Siladhamo Mulyono, salah satu orang tua dari peserta didik bernama Atisha Mulyono Xu (7), mengatakan bahwa beliau mendaftarkan putrinya dalam Kelas Budi Pekerti karena menurut beliau secara pribadi, orang tua dan anak seharusnya sama-sama belajar agar lebih selaras dan seimbang, jadi bukan hanya orang tua yang mengharapkan dari anak.
Di dalam kelas, Xiao Pu Sa dibagi ke dalam 4 grup. Dalam tiap grup, ada seorang relawan yang bertugas sebagai mentor mereka. Setelah seluruh siswa memberikan penghormatan kepada Master Cheng Yen, semua peserta melakukan Pradaksina dengan hening, untuk menenangkan diri sebelum kegiatan pembelajaran dimulai. Lalu, pembawa acara mengajak para peserta untuk membaca kesepakatan dan ikrar.

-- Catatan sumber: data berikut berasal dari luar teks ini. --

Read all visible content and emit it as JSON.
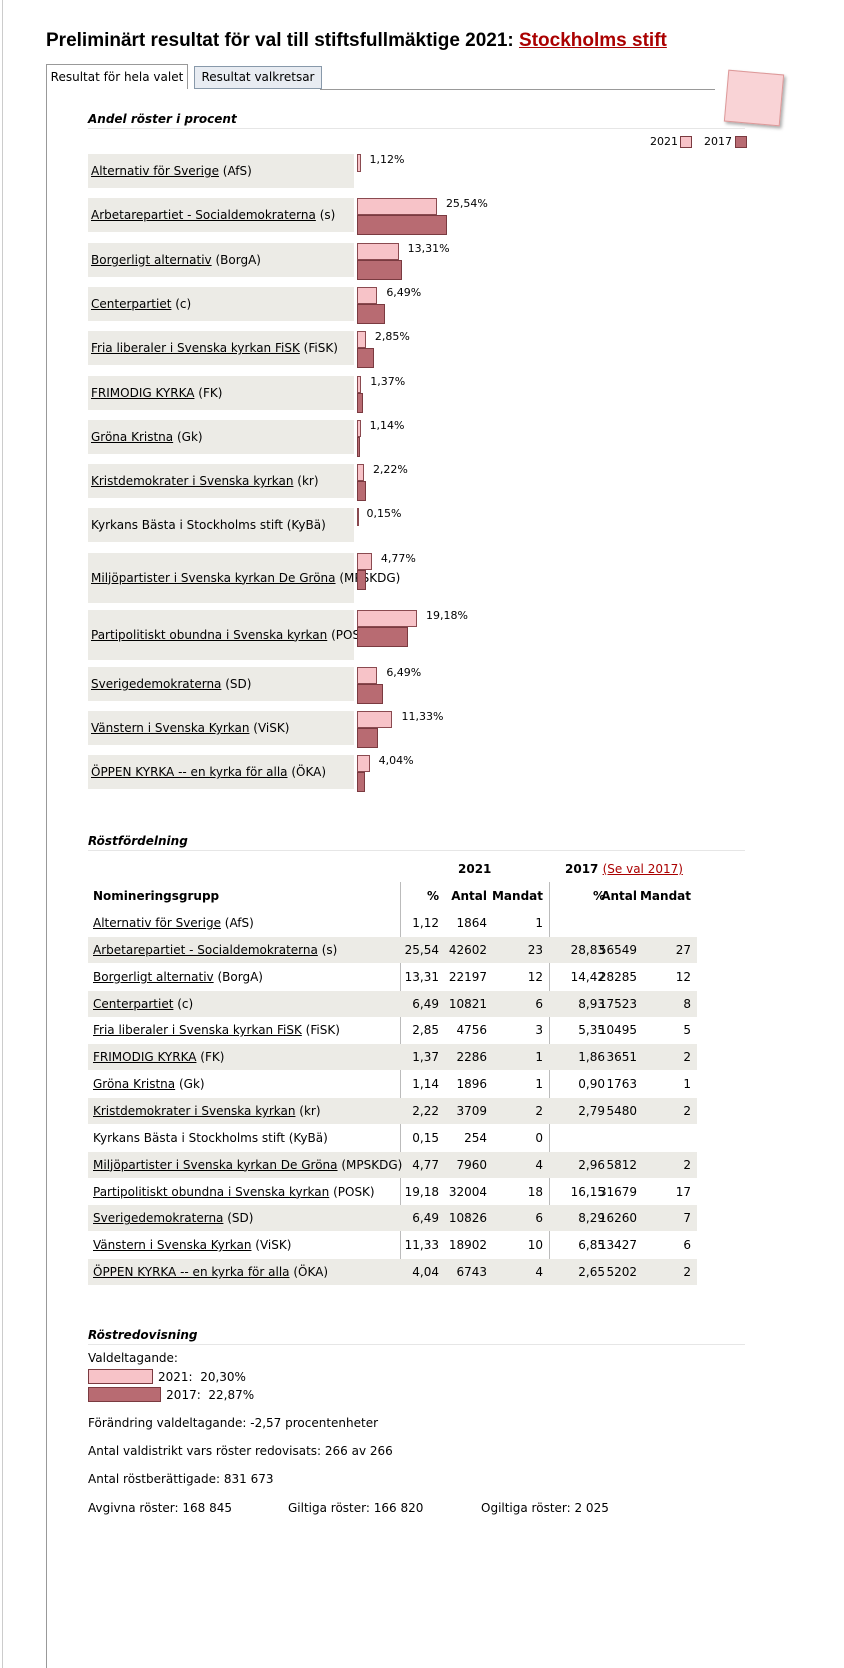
{
  "header": {
    "title": "Preliminärt resultat för val till stiftsfullmäktige 2021:",
    "title_link": "Stockholms stift"
  },
  "tabs": [
    "Resultat för hela valet",
    "Resultat valkretsar"
  ],
  "parties": [
    {
      "name": "Alternativ för Sverige",
      "abbr": "(AfS)",
      "link": true
    },
    {
      "name": "Arbetarepartiet - Socialdemokraterna",
      "abbr": "(s)",
      "link": true
    },
    {
      "name": "Borgerligt alternativ",
      "abbr": "(BorgA)",
      "link": true
    },
    {
      "name": "Centerpartiet",
      "abbr": "(c)",
      "link": true
    },
    {
      "name": "Fria liberaler i Svenska kyrkan FiSK",
      "abbr": "(FiSK)",
      "link": true
    },
    {
      "name": "FRIMODIG KYRKA",
      "abbr": "(FK)",
      "link": true
    },
    {
      "name": "Gröna Kristna",
      "abbr": "(Gk)",
      "link": true
    },
    {
      "name": "Kristdemokrater i Svenska kyrkan",
      "abbr": "(kr)",
      "link": true
    },
    {
      "name": "Kyrkans Bästa i Stockholms stift",
      "abbr": "(KyBä)",
      "link": false
    },
    {
      "name": "Miljöpartister i Svenska kyrkan De Gröna",
      "abbr": "(MPSKDG)",
      "link": true
    },
    {
      "name": "Partipolitiskt obundna i Svenska kyrkan",
      "abbr": "(POSK)",
      "link": true
    },
    {
      "name": "Sverigedemokraterna",
      "abbr": "(SD)",
      "link": true
    },
    {
      "name": "Vänstern i Svenska Kyrkan",
      "abbr": "(ViSK)",
      "link": true
    },
    {
      "name": "ÖPPEN KYRKA -- en kyrka för alla",
      "abbr": "(ÖKA)",
      "link": true
    }
  ],
  "vote_chart": {
    "title": "Andel röster i procent",
    "series": [
      {
        "name": "2021",
        "color": "#f7c3c8",
        "values": [
          1.12,
          25.54,
          13.31,
          6.49,
          2.85,
          1.37,
          1.14,
          2.22,
          0.15,
          4.77,
          19.18,
          6.49,
          11.33,
          4.04
        ],
        "value_labels": [
          "1,12%",
          "25,54%",
          "13,31%",
          "6,49%",
          "2,85%",
          "1,37%",
          "1,14%",
          "2,22%",
          "0,15%",
          "4,77%",
          "19,18%",
          "6,49%",
          "11,33%",
          "4,04%"
        ]
      },
      {
        "name": "2017",
        "color": "#b86b72",
        "values": [
          null,
          28.83,
          14.42,
          8.93,
          5.35,
          1.86,
          0.9,
          2.79,
          null,
          2.96,
          16.15,
          8.29,
          6.85,
          2.65
        ]
      }
    ]
  },
  "table": {
    "title": "Röstfördelning",
    "year1": "2021",
    "year2": "2017",
    "year2_link": "(Se val 2017)",
    "header": [
      "Nomineringsgrupp",
      "%",
      "Antal",
      "Mandat",
      "%",
      "Antal",
      "Mandat"
    ],
    "rows": [
      [
        "1,12",
        "1864",
        "1"
      ],
      [
        "25,54",
        "42602",
        "23",
        "28,83",
        "56549",
        "27"
      ],
      [
        "13,31",
        "22197",
        "12",
        "14,42",
        "28285",
        "12"
      ],
      [
        "6,49",
        "10821",
        "6",
        "8,93",
        "17523",
        "8"
      ],
      [
        "2,85",
        "4756",
        "3",
        "5,35",
        "10495",
        "5"
      ],
      [
        "1,37",
        "2286",
        "1",
        "1,86",
        "3651",
        "2"
      ],
      [
        "1,14",
        "1896",
        "1",
        "0,90",
        "1763",
        "1"
      ],
      [
        "2,22",
        "3709",
        "2",
        "2,79",
        "5480",
        "2"
      ],
      [
        "0,15",
        "254",
        "0"
      ],
      [
        "4,77",
        "7960",
        "4",
        "2,96",
        "5812",
        "2"
      ],
      [
        "19,18",
        "32004",
        "18",
        "16,15",
        "31679",
        "17"
      ],
      [
        "6,49",
        "10826",
        "6",
        "8,29",
        "16260",
        "7"
      ],
      [
        "11,33",
        "18902",
        "10",
        "6,85",
        "13427",
        "6"
      ],
      [
        "4,04",
        "6743",
        "4",
        "2,65",
        "5202",
        "2"
      ]
    ]
  },
  "turnout": {
    "title": "Röstredovisning",
    "label": "Valdeltagande:",
    "items": [
      {
        "year": "2021:",
        "label": "20,30%",
        "value": 20.3
      },
      {
        "year": "2017:",
        "label": "22,87%",
        "value": 22.87
      }
    ],
    "lines": [
      "Förändring valdeltagande: -2,57 procentenheter",
      "Antal valdistrikt vars röster redovisats: 266 av 266",
      "Antal röstberättigade: 831 673"
    ],
    "votes": [
      "Avgivna röster: 168 845",
      "Giltiga röster: 166 820",
      "Ogiltiga röster: 2 025"
    ]
  }
}
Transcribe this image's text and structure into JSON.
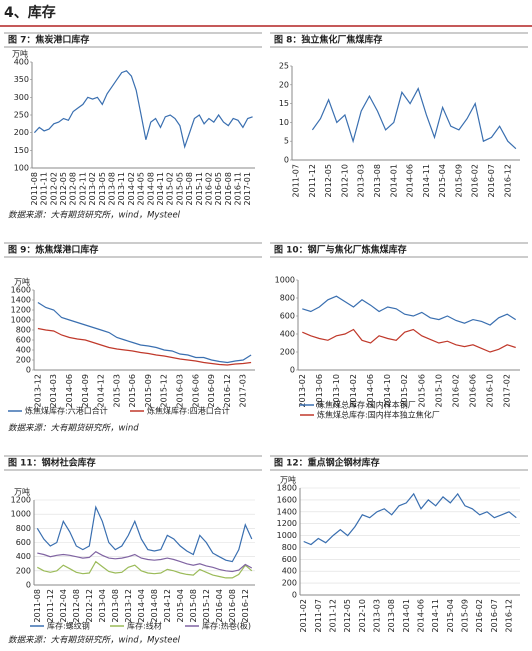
{
  "section_title": "4、库存",
  "sources": [
    "数据来源：大有期货研究所，wind，Mysteel",
    "数据来源：大有期货研究所，wind",
    "数据来源：大有期货研究所，wind，Mysteel"
  ],
  "chart_data": [
    {
      "type": "line",
      "title": "图 7：焦炭港口库存",
      "unit": "万吨",
      "ylim": [
        100,
        400
      ],
      "yticks": [
        100,
        150,
        200,
        250,
        300,
        350,
        400
      ],
      "grid": false,
      "categories": [
        "2011-08",
        null,
        "2011-11",
        null,
        "2012-02",
        null,
        "2012-05",
        null,
        "2012-08",
        null,
        "2012-11",
        null,
        "2013-02",
        null,
        "2013-05",
        null,
        "2013-08",
        null,
        "2013-11",
        null,
        "2014-02",
        null,
        "2014-05",
        null,
        "2014-08",
        null,
        "2014-11",
        null,
        "2015-02",
        null,
        "2015-05",
        null,
        "2015-08",
        null,
        "2015-11",
        null,
        "2016-02",
        null,
        "2016-05",
        null,
        "2016-08",
        null,
        "2016-11",
        null,
        "2017-01",
        null
      ],
      "series": [
        {
          "color": "#3a6fb0",
          "values": [
            200,
            215,
            205,
            210,
            225,
            230,
            240,
            235,
            260,
            270,
            280,
            300,
            295,
            300,
            280,
            310,
            330,
            350,
            370,
            375,
            360,
            320,
            250,
            180,
            230,
            240,
            215,
            245,
            250,
            240,
            220,
            160,
            200,
            240,
            250,
            225,
            240,
            230,
            250,
            230,
            220,
            240,
            235,
            215,
            240,
            245
          ]
        }
      ]
    },
    {
      "type": "line",
      "title": "图 8：独立焦化厂焦煤库存",
      "ylim": [
        0,
        25
      ],
      "yticks": [
        0,
        5,
        10,
        15,
        20,
        25
      ],
      "grid": false,
      "categories": [
        "2011-07",
        null,
        "2011-12",
        null,
        "2012-05",
        null,
        "2012-10",
        null,
        "2013-03",
        null,
        "2013-08",
        null,
        "2014-01",
        null,
        "2014-06",
        null,
        "2014-11",
        null,
        "2015-04",
        null,
        "2015-09",
        null,
        "2016-02",
        null,
        "2016-07",
        null,
        "2016-12",
        null
      ],
      "series": [
        {
          "color": "#3a6fb0",
          "values": [
            null,
            null,
            8,
            11,
            16,
            10,
            12,
            5,
            13,
            17,
            13,
            8,
            10,
            18,
            15,
            19,
            12,
            6,
            14,
            9,
            8,
            11,
            15,
            5,
            6,
            9,
            5,
            3
          ]
        }
      ]
    },
    {
      "type": "line",
      "title": "图 9：炼焦煤港口库存",
      "unit": "万吨",
      "ylim": [
        0,
        1600
      ],
      "yticks": [
        0,
        200,
        400,
        600,
        800,
        1000,
        1200,
        1400,
        1600
      ],
      "grid": false,
      "legend": "bottom",
      "categories": [
        "2013-12",
        null,
        "2014-03",
        null,
        "2014-06",
        null,
        "2014-09",
        null,
        "2014-12",
        null,
        "2015-03",
        null,
        "2015-06",
        null,
        "2015-09",
        null,
        "2015-12",
        null,
        "2016-03",
        null,
        "2016-06",
        null,
        "2016-09",
        null,
        "2016-12",
        null,
        "2017-03",
        null
      ],
      "series": [
        {
          "name": "炼焦煤库存:六港口合计",
          "color": "#3a6fb0",
          "values": [
            1350,
            1250,
            1200,
            1050,
            1000,
            950,
            900,
            850,
            800,
            750,
            650,
            600,
            550,
            500,
            480,
            450,
            400,
            380,
            320,
            300,
            250,
            250,
            200,
            170,
            150,
            180,
            200,
            300
          ]
        },
        {
          "name": "炼焦煤库存:四港口合计",
          "color": "#c0392b",
          "values": [
            830,
            800,
            780,
            700,
            650,
            620,
            600,
            550,
            500,
            450,
            420,
            400,
            380,
            350,
            330,
            300,
            280,
            250,
            220,
            200,
            180,
            150,
            130,
            110,
            100,
            120,
            130,
            150
          ]
        }
      ]
    },
    {
      "type": "line",
      "title": "图 10：钢厂与焦化厂炼焦煤库存",
      "ylim": [
        0,
        1000
      ],
      "yticks": [
        0,
        200,
        400,
        600,
        800,
        1000
      ],
      "grid": false,
      "legend": "bottom",
      "categories": [
        "2013-02",
        null,
        "2013-06",
        null,
        "2013-10",
        null,
        "2014-02",
        null,
        "2014-06",
        null,
        "2014-10",
        null,
        "2015-02",
        null,
        "2015-06",
        null,
        "2015-10",
        null,
        "2016-02",
        null,
        "2016-06",
        null,
        "2016-10",
        null,
        "2017-02",
        null
      ],
      "series": [
        {
          "name": "炼焦煤总库存:国内样本钢厂",
          "color": "#3a6fb0",
          "values": [
            680,
            650,
            700,
            780,
            820,
            760,
            700,
            780,
            720,
            650,
            700,
            680,
            620,
            600,
            640,
            580,
            560,
            600,
            550,
            520,
            560,
            540,
            500,
            580,
            620,
            560
          ]
        },
        {
          "name": "炼焦煤总库存:国内样本独立焦化厂",
          "color": "#c0392b",
          "values": [
            420,
            380,
            350,
            330,
            380,
            400,
            450,
            330,
            300,
            380,
            350,
            330,
            420,
            450,
            380,
            340,
            300,
            320,
            280,
            260,
            280,
            240,
            200,
            230,
            280,
            250
          ]
        }
      ]
    },
    {
      "type": "line",
      "title": "图 11：钢材社会库存",
      "unit": "万吨",
      "ylim": [
        0,
        1200
      ],
      "yticks": [
        0,
        200,
        400,
        600,
        800,
        1000,
        1200
      ],
      "grid": true,
      "legend": "bottom",
      "categories": [
        "2011-08",
        null,
        "2011-12",
        null,
        "2012-04",
        null,
        "2012-08",
        null,
        "2012-12",
        null,
        "2013-04",
        null,
        "2013-08",
        null,
        "2013-12",
        null,
        "2014-04",
        null,
        "2014-08",
        null,
        "2014-12",
        null,
        "2015-04",
        null,
        "2015-08",
        null,
        "2015-12",
        null,
        "2016-04",
        null,
        "2016-08",
        null,
        "2016-12",
        null
      ],
      "series": [
        {
          "name": "库存:螺纹钢",
          "color": "#3a6fb0",
          "values": [
            800,
            650,
            550,
            600,
            900,
            750,
            550,
            500,
            550,
            1100,
            900,
            600,
            500,
            550,
            700,
            900,
            650,
            500,
            480,
            500,
            700,
            650,
            550,
            480,
            430,
            700,
            600,
            450,
            400,
            350,
            330,
            500,
            850,
            650
          ]
        },
        {
          "name": "库存:线材",
          "color": "#9bbb59",
          "values": [
            250,
            200,
            180,
            200,
            280,
            230,
            180,
            160,
            170,
            330,
            260,
            190,
            170,
            180,
            250,
            280,
            200,
            170,
            160,
            170,
            220,
            200,
            170,
            150,
            140,
            220,
            180,
            140,
            120,
            100,
            100,
            150,
            280,
            200
          ]
        },
        {
          "name": "库存:热卷(板)",
          "color": "#8064a2",
          "values": [
            450,
            430,
            400,
            420,
            430,
            420,
            400,
            380,
            390,
            470,
            420,
            380,
            370,
            380,
            400,
            430,
            380,
            360,
            350,
            360,
            380,
            360,
            330,
            300,
            280,
            300,
            270,
            250,
            220,
            200,
            190,
            210,
            290,
            240
          ]
        }
      ]
    },
    {
      "type": "line",
      "title": "图 12：重点钢企钢材库存",
      "unit": "万吨",
      "ylim": [
        0,
        1800
      ],
      "yticks": [
        0,
        200,
        400,
        600,
        800,
        1000,
        1200,
        1400,
        1600,
        1800
      ],
      "grid": true,
      "categories": [
        "2011-02",
        null,
        "2011-07",
        null,
        "2011-12",
        null,
        "2012-05",
        null,
        "2012-10",
        null,
        "2013-03",
        null,
        "2013-08",
        null,
        "2014-01",
        null,
        "2014-06",
        null,
        "2014-11",
        null,
        "2015-04",
        null,
        "2015-09",
        null,
        "2016-02",
        null,
        "2016-07",
        null,
        "2016-12",
        null
      ],
      "series": [
        {
          "color": "#3a6fb0",
          "values": [
            900,
            850,
            950,
            880,
            1000,
            1100,
            1000,
            1150,
            1350,
            1300,
            1400,
            1450,
            1350,
            1500,
            1550,
            1700,
            1450,
            1600,
            1500,
            1650,
            1550,
            1700,
            1500,
            1450,
            1350,
            1400,
            1300,
            1350,
            1400,
            1300
          ]
        }
      ]
    }
  ]
}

Begitu memasuki sesi materi, Xiao Pu Sa diajak untuk menyaksikan gambar dan video tentang tempat lain yang kekurangan sumber daya sehingga terpaksa menggunakan tanah sebagai bahan makanan dalam bentuk kue lumpur. Dari sini, Xiao Pu Sa belajar tentang apakah kebahagiaan itu? Bagaimana cara menghargai berkah dan berbagi berkah? Menurut Brian, bisa bangun setiap hari adalah semacam kebahagiaan. Menurut Dominic, cara menghargai berkah adalah menghabiskan makanan yang diambil. Lalu, Xiao Pu Sa menuliskan Kata Perenungan Master Cheng Yen sesuai tema kelas hari ini, yaitu: Kita hendaknya bisa menyadari, menghargai, dan menciptakan berkah.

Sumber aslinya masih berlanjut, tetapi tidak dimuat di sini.